Two things to call out:

cache: never is sovereign. It is the only directive that beats every hard exclusion. Authors use it when they want a single test pinned-uncacheable even after a future refactor changes the engine's view of the test.
cache: always cannot override hard exclusions. Forcing the cache on a hook-driven test or a test with effects: [external] would let the cache silently return a stale answer, which is exactly the failure mode the exclusions exist to prevent.

Compliance has one carve-out: the HTTP-without-pin exclusion does not apply to it.

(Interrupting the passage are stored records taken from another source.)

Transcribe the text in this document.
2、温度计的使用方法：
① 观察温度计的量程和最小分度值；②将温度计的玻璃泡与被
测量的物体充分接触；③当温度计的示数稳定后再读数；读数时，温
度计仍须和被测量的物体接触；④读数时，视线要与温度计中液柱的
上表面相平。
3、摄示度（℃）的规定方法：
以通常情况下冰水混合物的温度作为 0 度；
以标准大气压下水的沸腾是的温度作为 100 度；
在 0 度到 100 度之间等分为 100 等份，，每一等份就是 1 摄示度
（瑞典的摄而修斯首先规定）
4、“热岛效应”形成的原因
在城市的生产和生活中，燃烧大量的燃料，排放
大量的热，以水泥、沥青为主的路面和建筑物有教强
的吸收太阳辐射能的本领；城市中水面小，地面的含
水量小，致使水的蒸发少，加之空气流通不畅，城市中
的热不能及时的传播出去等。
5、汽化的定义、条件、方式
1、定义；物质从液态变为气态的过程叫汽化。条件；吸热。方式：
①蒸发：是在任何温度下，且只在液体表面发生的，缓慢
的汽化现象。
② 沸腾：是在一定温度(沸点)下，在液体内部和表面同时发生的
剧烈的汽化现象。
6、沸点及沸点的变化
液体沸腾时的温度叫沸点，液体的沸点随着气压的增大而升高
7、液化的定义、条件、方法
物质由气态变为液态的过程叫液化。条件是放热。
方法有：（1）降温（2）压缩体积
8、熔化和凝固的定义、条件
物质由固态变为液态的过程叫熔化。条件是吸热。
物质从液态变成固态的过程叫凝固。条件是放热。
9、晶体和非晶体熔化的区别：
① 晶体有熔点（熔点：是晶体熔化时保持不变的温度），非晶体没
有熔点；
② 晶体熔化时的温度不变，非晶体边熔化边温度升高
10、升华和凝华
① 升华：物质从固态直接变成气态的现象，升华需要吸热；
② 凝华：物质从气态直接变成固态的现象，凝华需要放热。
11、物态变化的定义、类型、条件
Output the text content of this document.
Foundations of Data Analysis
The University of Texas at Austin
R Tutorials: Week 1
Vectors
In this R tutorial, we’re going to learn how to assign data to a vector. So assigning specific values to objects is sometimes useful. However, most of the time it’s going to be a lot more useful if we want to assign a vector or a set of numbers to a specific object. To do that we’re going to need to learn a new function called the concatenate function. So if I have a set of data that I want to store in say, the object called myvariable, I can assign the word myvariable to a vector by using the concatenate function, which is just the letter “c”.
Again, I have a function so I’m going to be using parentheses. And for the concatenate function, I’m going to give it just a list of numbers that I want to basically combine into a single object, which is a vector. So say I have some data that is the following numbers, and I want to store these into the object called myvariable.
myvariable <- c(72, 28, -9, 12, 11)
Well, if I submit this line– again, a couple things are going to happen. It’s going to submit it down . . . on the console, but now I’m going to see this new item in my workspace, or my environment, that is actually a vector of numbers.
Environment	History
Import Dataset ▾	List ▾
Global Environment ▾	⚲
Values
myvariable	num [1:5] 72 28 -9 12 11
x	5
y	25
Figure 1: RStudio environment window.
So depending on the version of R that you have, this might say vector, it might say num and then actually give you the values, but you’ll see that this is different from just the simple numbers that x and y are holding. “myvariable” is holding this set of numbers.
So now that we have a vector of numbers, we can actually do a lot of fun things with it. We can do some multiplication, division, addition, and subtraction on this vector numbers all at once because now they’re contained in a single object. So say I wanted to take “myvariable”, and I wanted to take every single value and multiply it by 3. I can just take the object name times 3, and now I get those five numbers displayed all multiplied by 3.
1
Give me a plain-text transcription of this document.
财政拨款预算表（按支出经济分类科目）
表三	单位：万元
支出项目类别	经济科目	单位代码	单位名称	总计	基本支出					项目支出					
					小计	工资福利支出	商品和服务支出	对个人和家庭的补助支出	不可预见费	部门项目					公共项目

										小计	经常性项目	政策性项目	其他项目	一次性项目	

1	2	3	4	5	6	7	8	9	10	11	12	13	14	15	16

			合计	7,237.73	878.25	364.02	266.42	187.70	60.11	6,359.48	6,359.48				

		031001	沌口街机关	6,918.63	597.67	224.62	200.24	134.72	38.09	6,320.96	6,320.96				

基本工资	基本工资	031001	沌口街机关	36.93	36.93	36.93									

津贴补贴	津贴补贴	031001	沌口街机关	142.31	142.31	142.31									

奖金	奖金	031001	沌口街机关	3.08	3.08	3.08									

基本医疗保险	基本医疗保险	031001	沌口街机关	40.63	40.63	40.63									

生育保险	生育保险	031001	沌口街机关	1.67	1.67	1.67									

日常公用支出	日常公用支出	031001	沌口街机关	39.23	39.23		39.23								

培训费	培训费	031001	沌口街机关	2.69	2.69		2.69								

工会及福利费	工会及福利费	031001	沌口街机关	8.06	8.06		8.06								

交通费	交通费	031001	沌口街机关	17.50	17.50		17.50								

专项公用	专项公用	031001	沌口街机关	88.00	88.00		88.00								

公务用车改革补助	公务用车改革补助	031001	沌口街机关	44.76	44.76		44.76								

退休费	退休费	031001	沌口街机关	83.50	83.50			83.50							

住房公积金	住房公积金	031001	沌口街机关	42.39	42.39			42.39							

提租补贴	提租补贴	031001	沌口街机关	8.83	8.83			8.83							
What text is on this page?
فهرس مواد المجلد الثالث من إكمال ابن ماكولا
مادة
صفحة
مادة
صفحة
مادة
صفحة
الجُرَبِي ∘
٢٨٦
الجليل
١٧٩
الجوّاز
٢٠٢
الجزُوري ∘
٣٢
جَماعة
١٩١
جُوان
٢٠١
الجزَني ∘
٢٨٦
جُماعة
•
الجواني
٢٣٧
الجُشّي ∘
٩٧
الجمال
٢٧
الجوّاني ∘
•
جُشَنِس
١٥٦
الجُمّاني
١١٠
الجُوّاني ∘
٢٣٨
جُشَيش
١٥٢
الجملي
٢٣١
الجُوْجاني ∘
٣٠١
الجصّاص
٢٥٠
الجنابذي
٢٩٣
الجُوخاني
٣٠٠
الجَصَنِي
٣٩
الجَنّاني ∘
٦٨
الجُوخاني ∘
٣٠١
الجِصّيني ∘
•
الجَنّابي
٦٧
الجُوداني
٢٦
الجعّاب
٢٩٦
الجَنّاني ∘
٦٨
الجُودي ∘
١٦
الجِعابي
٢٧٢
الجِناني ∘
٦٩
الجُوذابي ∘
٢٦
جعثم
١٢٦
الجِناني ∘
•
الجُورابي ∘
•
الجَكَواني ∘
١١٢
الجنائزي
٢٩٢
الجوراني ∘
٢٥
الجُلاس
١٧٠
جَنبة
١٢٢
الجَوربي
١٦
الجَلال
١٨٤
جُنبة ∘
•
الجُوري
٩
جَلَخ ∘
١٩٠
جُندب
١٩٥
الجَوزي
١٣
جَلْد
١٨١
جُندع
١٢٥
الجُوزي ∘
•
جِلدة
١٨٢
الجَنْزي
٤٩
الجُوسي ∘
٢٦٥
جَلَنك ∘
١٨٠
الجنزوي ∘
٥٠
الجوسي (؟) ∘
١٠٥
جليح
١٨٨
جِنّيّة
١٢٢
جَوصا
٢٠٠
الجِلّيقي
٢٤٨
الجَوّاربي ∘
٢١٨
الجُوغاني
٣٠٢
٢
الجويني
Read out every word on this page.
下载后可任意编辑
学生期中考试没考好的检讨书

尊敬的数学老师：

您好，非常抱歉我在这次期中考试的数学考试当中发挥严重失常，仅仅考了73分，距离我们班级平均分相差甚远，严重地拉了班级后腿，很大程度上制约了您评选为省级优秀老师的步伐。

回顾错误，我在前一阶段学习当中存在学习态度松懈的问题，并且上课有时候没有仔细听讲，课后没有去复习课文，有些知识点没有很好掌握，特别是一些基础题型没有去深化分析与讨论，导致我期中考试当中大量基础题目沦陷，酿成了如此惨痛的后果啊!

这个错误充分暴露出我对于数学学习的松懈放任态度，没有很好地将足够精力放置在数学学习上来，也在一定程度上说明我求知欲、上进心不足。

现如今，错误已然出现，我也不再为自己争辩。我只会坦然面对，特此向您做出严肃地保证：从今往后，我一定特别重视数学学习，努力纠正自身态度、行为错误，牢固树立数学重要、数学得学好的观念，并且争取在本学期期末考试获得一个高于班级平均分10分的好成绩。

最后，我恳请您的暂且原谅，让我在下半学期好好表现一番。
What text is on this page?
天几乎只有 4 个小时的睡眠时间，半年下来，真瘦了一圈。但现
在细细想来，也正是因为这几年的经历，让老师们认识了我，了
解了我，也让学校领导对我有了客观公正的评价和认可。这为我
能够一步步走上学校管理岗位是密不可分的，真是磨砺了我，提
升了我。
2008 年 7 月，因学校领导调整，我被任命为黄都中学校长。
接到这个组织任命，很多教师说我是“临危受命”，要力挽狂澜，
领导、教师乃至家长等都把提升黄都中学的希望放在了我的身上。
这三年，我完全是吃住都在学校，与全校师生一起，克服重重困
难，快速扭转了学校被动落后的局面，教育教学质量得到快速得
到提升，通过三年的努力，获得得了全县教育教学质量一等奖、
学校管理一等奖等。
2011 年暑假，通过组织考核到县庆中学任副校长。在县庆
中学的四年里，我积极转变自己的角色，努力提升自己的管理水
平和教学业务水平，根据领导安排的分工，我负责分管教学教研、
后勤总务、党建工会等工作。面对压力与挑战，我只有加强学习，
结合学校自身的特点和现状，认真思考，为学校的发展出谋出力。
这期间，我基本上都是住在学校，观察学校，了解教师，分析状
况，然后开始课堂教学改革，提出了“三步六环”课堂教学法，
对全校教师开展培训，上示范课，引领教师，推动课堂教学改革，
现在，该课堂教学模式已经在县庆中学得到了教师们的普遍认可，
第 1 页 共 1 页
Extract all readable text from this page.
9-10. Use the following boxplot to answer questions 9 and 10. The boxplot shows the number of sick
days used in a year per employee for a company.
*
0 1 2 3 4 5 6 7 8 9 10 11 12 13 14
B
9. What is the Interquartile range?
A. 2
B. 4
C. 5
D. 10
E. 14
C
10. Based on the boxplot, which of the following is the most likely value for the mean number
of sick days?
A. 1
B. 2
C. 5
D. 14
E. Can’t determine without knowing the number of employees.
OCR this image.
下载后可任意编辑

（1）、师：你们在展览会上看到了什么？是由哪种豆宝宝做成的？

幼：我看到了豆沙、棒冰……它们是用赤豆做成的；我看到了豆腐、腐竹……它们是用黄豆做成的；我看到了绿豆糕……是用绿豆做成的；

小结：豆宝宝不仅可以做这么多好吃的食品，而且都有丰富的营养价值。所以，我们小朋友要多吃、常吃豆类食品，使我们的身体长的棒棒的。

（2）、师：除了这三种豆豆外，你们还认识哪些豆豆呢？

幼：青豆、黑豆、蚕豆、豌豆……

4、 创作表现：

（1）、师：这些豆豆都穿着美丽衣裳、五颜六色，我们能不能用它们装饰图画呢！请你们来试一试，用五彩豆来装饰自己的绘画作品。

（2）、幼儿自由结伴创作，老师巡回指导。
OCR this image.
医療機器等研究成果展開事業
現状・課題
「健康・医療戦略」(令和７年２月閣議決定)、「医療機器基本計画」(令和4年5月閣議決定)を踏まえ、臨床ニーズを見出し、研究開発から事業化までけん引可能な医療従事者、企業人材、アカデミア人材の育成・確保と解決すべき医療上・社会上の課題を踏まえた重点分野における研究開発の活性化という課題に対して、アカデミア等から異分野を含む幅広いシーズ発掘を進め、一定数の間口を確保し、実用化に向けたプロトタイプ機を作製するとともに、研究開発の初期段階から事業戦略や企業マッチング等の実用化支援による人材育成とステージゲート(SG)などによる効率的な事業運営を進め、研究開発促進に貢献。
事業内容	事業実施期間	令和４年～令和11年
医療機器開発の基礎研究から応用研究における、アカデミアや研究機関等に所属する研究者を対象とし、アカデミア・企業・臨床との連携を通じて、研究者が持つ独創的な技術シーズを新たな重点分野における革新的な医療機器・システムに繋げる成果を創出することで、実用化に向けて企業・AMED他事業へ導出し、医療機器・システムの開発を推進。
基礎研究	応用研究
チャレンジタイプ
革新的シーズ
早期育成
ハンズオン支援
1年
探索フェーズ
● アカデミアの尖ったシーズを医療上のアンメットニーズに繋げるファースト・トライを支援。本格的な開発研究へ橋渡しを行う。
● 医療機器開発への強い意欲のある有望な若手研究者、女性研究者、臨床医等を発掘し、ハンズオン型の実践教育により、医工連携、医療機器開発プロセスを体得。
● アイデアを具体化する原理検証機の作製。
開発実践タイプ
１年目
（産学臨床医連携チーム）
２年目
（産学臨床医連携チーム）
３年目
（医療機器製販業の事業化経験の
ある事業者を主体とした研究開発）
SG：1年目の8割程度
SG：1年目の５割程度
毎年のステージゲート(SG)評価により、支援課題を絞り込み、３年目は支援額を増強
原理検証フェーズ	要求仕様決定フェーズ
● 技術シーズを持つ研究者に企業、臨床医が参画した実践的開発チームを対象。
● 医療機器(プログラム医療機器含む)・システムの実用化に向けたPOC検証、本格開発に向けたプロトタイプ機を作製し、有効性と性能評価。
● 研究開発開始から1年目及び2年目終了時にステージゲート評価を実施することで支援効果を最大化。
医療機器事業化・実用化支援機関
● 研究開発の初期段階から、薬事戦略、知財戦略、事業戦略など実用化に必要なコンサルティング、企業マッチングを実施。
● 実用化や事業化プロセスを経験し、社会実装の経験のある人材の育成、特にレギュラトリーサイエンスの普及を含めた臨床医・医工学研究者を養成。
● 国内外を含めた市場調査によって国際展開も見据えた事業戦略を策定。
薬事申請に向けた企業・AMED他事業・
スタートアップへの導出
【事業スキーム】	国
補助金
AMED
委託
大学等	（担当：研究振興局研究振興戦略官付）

Compliance probes ask the protocol whether it advertises a capability. The answer does not depend on which build of the server is at the other end, so the version pin is not load-bearing for compliance.

Server cache directives

The 2026-07-28 spec lets a server attach two cache hints to tools/list, resources/list, resources/read, and prompts/list responses:

ttlMs (number): how long the client may cache the result, in milliseconds. Modeled on HTTP Cache-Control: max-age.
cacheScope (string): one of public, private, or no-store. Modeled on HTTP Cache-Control: public | private | no-store.

The current release wires both fields into the eligibility engine:

cacheScope: no-store is never cacheable, full stop. public and private are advisory today (they would affect shared-cache semantics if mcptest ran a shared cache, which it does not).
ttlMs lands on the cache entry as a unix-epoch expires_at_unix = now + ttlMs / 1000. A get() past the deadline returns a miss and the store evicts the sidecar + payload in the same pass. Entries without a server-declared TTL stay in the cache until the LRU policy evicts them, matching the v0 behavior.

Stores write a TTL via CacheStore::put_with_ttl(key, value, Some(deadline)). The trait's default put_with_ttl forwards to the bare put so backends that have not yet learned the expiry-on-read rule stay correct; the filesystem store overrides it to thread expires_at_unix onto the on-disk metadata sidecar. The pure rule lives in cache::store::is_expired(expires_at_unix, now_unix) so a future Redis or S3 backend shares one TTL contract.

The directive is read off the response value by mcptest_core::cache::parse_server_directive, which looks for the two fields at the top level first then falls back to the result wrapper. Unknown scopes fall back to "unset" rather than failing the parse so a typo on the server side does not brick a run.

How `effects:` and hooks affect eligibility

effects: is the structured way authors tell mcptest what a test touches. The accepted values are external, local, and filesystem. Only external excludes a test from caching. The other variants exist so authors can tag tests honestly without giving up the determinism win. The rationale: filesystem and local state are inside the test runner's blast radius, so the runner can guarantee a clean state between runs. An external API call cannot be replayed safely from the runner's perspective.

hooks: is the YAML escape hatch for arbitrary author code (shell commands, custom Rust extensions, custom matchers). Hooks are non-deterministic by definition, so any test that declares hooks is excluded.

When to use `cache: always`

Rarely. The default for tools tests already enables caching, so always is only useful when you want to force-cache a test the engine would otherwise default away from. The realistic case is debugging a flaky performance test: pin it to cache: always, run the rest of the suite quickly, and re-enable real measurement when you are ready.

cache: always does not silence the hard exclusions, so it is safe to leave on while you triage. If the test starts touching external state or grows hooks, the engine will refuse to cache it and the reporter will say why.

Reporter output

Every cache miss the engine reports surfaces the structured reason from EligibilityReason. The pretty reporter renders it as cache miss: <reason> (for example, cache miss: not cacheable (effect: external declared)); the JSON reporter emits the variant name plus the rendered string so downstream tooling can group misses.

This page documents the eligibility engine. The follow-up pieces, landing separately, are the cache storage layer, cache key derivation, and cache HTTP transport integration. Each builds on the eligibility contract described here.